Now they knew better. For months the men’s stipend had gone unpaid. Trade between settlers had been outlawed and all commerce restricted to the Company’s stores, at the Company’s exorbitant prices. Nobody could leave the colony without the Company’s express permission. Fuerst had heard the men talk. They declared themselves little better than slaves, dragged from Europe as the Negroes were dragged from Africa, to serve a cruel and pitiless master. They meant the Company. But Fuerst was no longer certain that his authority outweighed their discontent.
He pushed open the cabin door, shouldering its reluctant canvas hinges. Elisabeth sat at the table, a single tallow candle alight before her. She did not look up as he entered. She stared at the wall, away from him, her chin upon her elbows. The smoky flame painted shadows beneath her eyes.
Fuerst said nothing. Instead he sat on the low stool to pull off his boots and set them neatly in their place by the door. Then, pulling off his grimy shirt and hanging it upon its wooden peg, he crossed the room to wash. His body was thickset but not fat, compact bulges of power moving beneath his freckled skin. His face was burned by the sun, his wrists and hands too, red-brown gloves upon his pale bite-spotted arms. He leaned down, plunging his face into the earthenware dish of water left ready for him. Splashes of water gleamed on the dirt floor as he shook his head and rubbed his face and neck briskly with the coarse cloth. When he was finished, he spread it carefully out over the dish to dry. Then he took the clean shirt from the back of his chair and slipped it over his head.
‘A man came,’ he said. ‘From the de Catillon concession upriver. We may use their bull for stud.’
Elisabeth blinked at her husband, as though woken from sleep. She said nothing. Then she rose and, crossing to the plank table that served as a sideboard, she brought back several dishes, each covered with a cloth. She brought plates and spoons and cups, two of each. When she had set them on the table, she took the cloths from the dishes and folded them into neat squares before spooning the food onto her husband’s plate.
They ate in silence, Fuerst forking up neat, swift mouthfuls that he chewed with his mouth fastidiously closed.

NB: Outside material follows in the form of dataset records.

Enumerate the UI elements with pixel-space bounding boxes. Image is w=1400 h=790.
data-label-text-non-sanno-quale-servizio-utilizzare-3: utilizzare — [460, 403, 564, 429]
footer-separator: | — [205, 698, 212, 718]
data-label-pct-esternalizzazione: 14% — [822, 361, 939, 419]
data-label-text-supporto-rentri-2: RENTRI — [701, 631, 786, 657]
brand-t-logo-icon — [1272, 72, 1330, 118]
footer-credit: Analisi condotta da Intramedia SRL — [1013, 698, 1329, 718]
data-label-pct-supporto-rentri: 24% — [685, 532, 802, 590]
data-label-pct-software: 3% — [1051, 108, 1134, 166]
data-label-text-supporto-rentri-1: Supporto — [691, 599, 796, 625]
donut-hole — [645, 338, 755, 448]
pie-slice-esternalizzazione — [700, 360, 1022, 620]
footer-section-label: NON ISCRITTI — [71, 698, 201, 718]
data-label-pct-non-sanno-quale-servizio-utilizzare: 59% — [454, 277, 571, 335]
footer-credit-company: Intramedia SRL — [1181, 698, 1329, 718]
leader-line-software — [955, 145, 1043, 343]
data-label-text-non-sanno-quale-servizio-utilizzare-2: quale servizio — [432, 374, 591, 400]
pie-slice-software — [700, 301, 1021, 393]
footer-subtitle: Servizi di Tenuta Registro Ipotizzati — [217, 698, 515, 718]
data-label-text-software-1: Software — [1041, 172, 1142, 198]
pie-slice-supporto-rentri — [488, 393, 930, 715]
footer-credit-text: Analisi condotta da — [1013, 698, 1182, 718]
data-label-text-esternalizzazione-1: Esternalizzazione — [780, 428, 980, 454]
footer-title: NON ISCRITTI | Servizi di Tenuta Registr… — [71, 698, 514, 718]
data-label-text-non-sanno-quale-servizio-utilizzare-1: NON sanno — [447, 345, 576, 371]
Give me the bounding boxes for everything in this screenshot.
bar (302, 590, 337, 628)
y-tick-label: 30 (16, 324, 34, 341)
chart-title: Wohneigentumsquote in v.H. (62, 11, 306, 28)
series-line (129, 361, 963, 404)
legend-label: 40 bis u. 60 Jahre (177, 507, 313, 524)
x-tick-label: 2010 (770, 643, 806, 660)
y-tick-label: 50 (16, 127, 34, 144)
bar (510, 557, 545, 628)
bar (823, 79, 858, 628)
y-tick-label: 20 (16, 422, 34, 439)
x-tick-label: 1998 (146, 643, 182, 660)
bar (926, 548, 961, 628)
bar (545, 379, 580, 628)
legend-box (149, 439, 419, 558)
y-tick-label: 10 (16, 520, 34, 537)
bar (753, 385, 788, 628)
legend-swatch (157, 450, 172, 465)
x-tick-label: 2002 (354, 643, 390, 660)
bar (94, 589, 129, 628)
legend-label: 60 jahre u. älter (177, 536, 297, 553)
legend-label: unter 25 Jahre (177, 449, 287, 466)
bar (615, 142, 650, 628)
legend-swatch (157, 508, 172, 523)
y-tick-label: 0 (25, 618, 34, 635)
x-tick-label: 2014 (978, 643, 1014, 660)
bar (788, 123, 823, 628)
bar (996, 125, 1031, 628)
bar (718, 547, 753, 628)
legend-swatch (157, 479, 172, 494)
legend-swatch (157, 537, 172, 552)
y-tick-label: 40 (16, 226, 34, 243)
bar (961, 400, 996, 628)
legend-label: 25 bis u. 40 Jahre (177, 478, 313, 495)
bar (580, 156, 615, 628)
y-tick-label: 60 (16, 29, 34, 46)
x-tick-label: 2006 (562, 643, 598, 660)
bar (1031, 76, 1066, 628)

Elisabeth opened her mouth and set her fork inside it. She swallowed. The food caught in her throat. She swallowed again, harder. The nausea rolled through her. Then she dipped her fork once more into her food and raised it to her lips. She looked down at her plate. Food was scarce and others were not so fortunate. She seemed to have been eating for hours. The lumps of food had the air of the French words she practised with the girl, repeated so many times that they ceased to make sense. The thought of placing them in her mouth revolted her.
Fuerst swallowed his last mouthful and set his knife and fork together neatly upon his plate. Yawning, he reached into his coat pocket and pulled out his clay pipe.
‘That wasn’t half bad,’ he observed, as he always did, damping down the tobacco with his thumb.
Defeated, Elisabeth pushed away her plate, dropping her hands into her lap. In the thickening dusk, her upturned palms loomed pale, someone else’s hands. The ring on her left hand hung loose on her finger. He had brought it with him from the Rhineland. It had belonged to his mother. He had given Elisabeth her Bible too, with his mother’s name in careful ink on the flyleaf.